Sharpen up your pencils, Prince George. On this day next year, you'll be heading to the polls to elect a mayor and eight city councillors.

Sharpen up your pencils, Prince George. On this day next year, you'll be heading to the polls to elect a mayor and eight city councillors.

If letters to the editors and online posts were a true barometer of public sentiment, this election would see Mayor Shari Green and all of her eight council colleagues kicked to the curb in favor of a new slate of earnest rookies who will stop raising taxes, fill all the potholes and improve services, as well as sack all the city's senior managers, close down Tourism Prince George and Initiatives Prince George and never leave town to do business in places like Victoria or Ottawa or China.

Most of these people insist that they reflect popular opinion but that rarely, if ever, is that the case come election day.

During the provincial election, Christy Clark made the obvious, but often forgotten point, that politicians are compared with perfection while in office but are compared with the individuals they're running against during elections. Did she and the B.C. Liberals win their majority because everyone loves her and her colleagues? Of course not, but voters made it clear that they like Clark and her team better than Adrian Dix and his NDP gang to lead for the next four years.

That's another point that often gets lost. The fiercest local critics of mayor and council talk about punishing them by voting them all out of office next year. It sounds great in theory but that's not what happens when voters pick up their pencil in the ballot box. The past becomes irrelevant and the only question left is who are the right people to form government in the future.

The prospects for Green to win a second term as mayor, if she chooses to run, won't be based on what voters think of her and the job she's done now but how they feel about her next to the other mayoral candidates next year at the time.

Same goes for the rest of council.

Have Mayor Green and the other eight councillors done a good job in the last two years? The simple answer is not bad but not great, either.

To their chagrin, transforming municipal government isn't as simple as contracting out a core services review, replacing a business-as-usual city manager in Derek Bates for a change-agent in the form of Beth James and then gassing 30-odd city workers and City Hall staff. Mayor and council have worked hard to make local government leaner and more efficient but they have not reached the goals several of them campaigned on during the 2010 election.

They did the right thing on the Haldi Road women's recovery centre but the way they did it was terrible. They should never have allowed it to become such a lightning-rod issue in the first place. They wisely listened to public sentiment and backed away from paid parking downtown and the River Road dike project. They wasted both time and money on a core services review. They refused to let the consultant put all city services, including the essential ones, on the table and then all but turned their back on the final report when James arrived with her own ideas.

The incumbents will be able to point to a new RCMP detachment, extensive renovations at the Kin Centres, a new downtown hotel, the completion of Boundary Road, further retail development of the Highway 16 corridor and Westgate, as well as residential projects across the city, as progress under their watch. If they force unionized city staff to accept a much less generous contract than the previous 16 per cent wage hike over five years, that will also be considered a major win by many voters.

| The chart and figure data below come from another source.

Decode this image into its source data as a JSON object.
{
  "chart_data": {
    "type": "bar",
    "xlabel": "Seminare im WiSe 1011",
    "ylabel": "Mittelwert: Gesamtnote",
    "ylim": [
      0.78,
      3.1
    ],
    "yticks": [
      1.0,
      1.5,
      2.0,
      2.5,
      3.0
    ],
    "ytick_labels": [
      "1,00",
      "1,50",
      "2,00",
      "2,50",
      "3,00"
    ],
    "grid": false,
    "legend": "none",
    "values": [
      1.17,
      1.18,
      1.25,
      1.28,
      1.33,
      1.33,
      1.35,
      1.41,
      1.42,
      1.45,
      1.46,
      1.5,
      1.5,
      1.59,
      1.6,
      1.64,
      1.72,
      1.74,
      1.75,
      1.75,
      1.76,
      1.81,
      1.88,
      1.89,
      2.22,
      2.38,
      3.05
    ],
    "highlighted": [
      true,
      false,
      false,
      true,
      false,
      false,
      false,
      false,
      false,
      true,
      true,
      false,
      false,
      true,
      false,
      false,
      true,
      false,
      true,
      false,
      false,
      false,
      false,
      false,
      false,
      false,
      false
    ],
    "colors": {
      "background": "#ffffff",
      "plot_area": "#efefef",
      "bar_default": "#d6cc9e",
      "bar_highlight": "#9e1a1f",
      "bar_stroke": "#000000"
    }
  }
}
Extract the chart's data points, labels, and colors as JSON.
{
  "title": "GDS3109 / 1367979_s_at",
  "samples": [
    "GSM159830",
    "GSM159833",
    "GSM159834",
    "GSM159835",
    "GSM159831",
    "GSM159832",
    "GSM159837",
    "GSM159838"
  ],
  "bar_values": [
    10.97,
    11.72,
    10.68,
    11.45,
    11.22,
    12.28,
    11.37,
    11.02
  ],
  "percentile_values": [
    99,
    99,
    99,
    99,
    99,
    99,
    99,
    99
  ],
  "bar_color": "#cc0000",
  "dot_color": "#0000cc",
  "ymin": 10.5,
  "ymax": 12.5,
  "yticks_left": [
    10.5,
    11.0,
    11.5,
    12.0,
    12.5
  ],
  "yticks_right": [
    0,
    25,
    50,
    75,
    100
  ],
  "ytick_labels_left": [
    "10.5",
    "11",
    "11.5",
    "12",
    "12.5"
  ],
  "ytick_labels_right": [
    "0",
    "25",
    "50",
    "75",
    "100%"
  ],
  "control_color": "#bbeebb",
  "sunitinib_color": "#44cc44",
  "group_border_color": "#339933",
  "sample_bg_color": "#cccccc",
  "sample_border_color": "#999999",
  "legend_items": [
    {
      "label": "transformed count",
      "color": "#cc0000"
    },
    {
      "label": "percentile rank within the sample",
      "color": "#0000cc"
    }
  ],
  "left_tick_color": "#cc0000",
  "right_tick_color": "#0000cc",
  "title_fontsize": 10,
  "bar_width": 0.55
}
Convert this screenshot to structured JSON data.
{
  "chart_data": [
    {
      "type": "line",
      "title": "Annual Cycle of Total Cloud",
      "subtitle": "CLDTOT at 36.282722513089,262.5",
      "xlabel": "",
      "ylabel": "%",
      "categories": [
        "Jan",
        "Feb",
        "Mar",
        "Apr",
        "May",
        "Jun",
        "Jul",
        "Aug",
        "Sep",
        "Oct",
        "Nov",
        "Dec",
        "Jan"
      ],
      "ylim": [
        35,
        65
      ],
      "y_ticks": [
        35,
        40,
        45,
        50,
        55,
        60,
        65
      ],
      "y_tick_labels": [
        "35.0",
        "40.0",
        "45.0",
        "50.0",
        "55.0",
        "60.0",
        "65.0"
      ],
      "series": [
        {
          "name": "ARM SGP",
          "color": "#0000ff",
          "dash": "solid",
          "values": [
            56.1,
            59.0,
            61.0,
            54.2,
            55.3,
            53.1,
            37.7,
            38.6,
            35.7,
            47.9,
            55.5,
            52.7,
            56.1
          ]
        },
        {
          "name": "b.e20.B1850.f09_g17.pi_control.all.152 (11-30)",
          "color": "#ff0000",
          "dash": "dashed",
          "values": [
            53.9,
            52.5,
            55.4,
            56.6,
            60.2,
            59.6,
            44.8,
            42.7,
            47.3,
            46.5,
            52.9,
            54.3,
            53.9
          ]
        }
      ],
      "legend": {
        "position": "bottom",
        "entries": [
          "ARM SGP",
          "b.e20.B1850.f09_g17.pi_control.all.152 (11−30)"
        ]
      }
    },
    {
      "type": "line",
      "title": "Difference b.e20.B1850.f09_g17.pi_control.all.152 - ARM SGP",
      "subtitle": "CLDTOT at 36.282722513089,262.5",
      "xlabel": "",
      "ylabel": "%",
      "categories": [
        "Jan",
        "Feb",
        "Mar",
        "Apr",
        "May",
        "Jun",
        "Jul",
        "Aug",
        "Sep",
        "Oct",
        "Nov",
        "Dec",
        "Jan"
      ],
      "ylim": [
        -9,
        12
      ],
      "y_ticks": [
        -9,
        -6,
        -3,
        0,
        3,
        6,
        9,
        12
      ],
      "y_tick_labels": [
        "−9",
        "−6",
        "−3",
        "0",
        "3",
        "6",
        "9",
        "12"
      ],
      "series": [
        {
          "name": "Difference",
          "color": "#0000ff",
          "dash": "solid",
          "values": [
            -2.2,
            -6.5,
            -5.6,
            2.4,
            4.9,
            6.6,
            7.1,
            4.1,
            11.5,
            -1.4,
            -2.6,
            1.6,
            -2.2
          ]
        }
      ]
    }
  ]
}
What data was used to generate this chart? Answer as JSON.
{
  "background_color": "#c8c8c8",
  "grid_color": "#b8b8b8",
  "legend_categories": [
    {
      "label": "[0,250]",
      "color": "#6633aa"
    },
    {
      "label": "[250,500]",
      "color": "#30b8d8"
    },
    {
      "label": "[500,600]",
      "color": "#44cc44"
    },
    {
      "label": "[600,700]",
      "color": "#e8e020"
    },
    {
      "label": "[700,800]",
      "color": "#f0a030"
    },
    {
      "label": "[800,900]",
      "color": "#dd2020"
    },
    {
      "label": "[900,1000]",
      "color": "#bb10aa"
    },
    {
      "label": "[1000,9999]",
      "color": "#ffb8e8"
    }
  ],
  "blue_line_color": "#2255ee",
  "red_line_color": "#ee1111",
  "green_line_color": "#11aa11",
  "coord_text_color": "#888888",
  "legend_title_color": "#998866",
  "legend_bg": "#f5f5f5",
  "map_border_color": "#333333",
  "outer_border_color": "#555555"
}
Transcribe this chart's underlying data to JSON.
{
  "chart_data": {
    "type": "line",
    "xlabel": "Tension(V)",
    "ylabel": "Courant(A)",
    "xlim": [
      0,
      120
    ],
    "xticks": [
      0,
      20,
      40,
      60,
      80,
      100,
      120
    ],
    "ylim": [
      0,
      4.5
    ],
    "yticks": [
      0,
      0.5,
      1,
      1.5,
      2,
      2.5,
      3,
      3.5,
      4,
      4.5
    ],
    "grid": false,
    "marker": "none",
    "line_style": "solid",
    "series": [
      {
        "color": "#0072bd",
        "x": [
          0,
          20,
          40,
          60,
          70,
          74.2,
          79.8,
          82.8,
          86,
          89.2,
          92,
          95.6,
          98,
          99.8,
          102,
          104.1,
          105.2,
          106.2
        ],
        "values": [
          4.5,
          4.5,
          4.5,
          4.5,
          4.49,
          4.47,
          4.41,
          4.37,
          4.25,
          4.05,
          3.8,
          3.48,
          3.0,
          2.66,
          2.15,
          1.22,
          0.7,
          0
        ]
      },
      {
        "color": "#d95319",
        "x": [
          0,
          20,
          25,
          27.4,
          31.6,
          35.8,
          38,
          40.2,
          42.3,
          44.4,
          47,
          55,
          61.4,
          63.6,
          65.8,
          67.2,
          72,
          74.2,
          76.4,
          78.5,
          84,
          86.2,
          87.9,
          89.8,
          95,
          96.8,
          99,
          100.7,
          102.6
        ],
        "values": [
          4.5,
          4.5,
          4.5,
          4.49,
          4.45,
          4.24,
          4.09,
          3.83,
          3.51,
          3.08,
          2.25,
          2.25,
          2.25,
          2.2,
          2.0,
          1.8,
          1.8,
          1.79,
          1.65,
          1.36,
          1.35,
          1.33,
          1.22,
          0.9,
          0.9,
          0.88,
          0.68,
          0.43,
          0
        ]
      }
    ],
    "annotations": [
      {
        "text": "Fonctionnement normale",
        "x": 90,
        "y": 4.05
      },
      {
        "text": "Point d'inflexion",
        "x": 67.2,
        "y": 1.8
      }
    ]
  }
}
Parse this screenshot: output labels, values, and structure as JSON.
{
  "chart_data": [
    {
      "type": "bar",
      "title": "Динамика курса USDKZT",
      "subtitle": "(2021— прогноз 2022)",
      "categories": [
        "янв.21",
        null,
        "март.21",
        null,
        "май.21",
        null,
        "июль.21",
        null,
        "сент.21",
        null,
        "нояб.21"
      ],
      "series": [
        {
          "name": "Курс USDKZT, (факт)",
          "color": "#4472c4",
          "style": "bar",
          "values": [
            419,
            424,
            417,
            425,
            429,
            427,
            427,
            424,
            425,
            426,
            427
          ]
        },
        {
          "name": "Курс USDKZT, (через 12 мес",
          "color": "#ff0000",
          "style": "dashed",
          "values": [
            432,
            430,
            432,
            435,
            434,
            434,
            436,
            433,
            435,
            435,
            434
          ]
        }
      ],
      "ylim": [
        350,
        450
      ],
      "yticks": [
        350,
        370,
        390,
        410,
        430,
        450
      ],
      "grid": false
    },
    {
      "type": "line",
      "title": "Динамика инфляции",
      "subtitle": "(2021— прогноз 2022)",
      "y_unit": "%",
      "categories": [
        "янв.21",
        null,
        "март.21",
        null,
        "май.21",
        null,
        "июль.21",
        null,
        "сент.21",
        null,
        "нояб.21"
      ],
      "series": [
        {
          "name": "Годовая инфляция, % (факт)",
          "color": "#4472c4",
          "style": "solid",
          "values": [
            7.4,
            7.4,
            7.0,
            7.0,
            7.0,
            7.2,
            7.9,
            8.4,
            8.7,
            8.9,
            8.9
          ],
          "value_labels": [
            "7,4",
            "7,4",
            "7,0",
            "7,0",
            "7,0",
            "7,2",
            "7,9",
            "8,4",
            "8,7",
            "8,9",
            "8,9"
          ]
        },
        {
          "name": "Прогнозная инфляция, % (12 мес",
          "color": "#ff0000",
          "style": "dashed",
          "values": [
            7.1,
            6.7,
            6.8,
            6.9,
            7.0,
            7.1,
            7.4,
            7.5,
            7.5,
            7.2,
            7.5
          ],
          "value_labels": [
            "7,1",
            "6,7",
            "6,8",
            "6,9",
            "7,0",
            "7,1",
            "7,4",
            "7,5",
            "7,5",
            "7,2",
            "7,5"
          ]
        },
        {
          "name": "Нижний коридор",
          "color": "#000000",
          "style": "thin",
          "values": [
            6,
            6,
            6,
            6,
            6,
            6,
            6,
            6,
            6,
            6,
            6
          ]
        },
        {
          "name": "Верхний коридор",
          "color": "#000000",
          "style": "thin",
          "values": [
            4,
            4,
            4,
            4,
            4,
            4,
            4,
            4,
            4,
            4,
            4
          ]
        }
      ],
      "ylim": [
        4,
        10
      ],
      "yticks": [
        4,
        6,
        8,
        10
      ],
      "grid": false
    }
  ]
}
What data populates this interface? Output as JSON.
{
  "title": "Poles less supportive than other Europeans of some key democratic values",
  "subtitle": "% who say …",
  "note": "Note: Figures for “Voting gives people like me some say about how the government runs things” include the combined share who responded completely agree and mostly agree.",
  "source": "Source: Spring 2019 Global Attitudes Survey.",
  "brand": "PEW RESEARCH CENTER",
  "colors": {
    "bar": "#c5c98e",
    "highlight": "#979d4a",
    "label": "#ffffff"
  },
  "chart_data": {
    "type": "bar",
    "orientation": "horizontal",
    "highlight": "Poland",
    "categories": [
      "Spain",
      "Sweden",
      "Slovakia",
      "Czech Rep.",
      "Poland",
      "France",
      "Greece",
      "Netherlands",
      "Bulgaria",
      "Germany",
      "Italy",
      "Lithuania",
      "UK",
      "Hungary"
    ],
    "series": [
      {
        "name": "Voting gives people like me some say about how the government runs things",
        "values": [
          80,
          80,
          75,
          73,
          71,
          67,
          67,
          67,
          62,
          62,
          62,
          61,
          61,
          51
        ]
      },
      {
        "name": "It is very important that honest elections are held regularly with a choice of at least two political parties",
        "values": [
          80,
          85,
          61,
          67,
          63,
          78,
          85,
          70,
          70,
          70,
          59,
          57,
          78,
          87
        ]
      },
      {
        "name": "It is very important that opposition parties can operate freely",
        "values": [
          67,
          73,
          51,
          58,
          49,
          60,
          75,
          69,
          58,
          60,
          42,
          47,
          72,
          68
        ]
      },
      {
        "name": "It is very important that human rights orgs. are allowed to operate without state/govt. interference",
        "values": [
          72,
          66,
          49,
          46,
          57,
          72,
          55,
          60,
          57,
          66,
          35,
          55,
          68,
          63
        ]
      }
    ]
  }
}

At times, they have worked well together (choosing James as the new city manager) but their political and, at times, personal clashes (the Brian Skakun trial and censure threat) have distracted them from the jobs at hand.

A year is both an instant and an eternity in municipal politics. So much will happen between now and then but campaign signs will be dotting the streets before we know it.

It's way too soon to rule out the mayor and councillors from winning another term but it's never too soon to talk about whether they deserve another vote of confidence.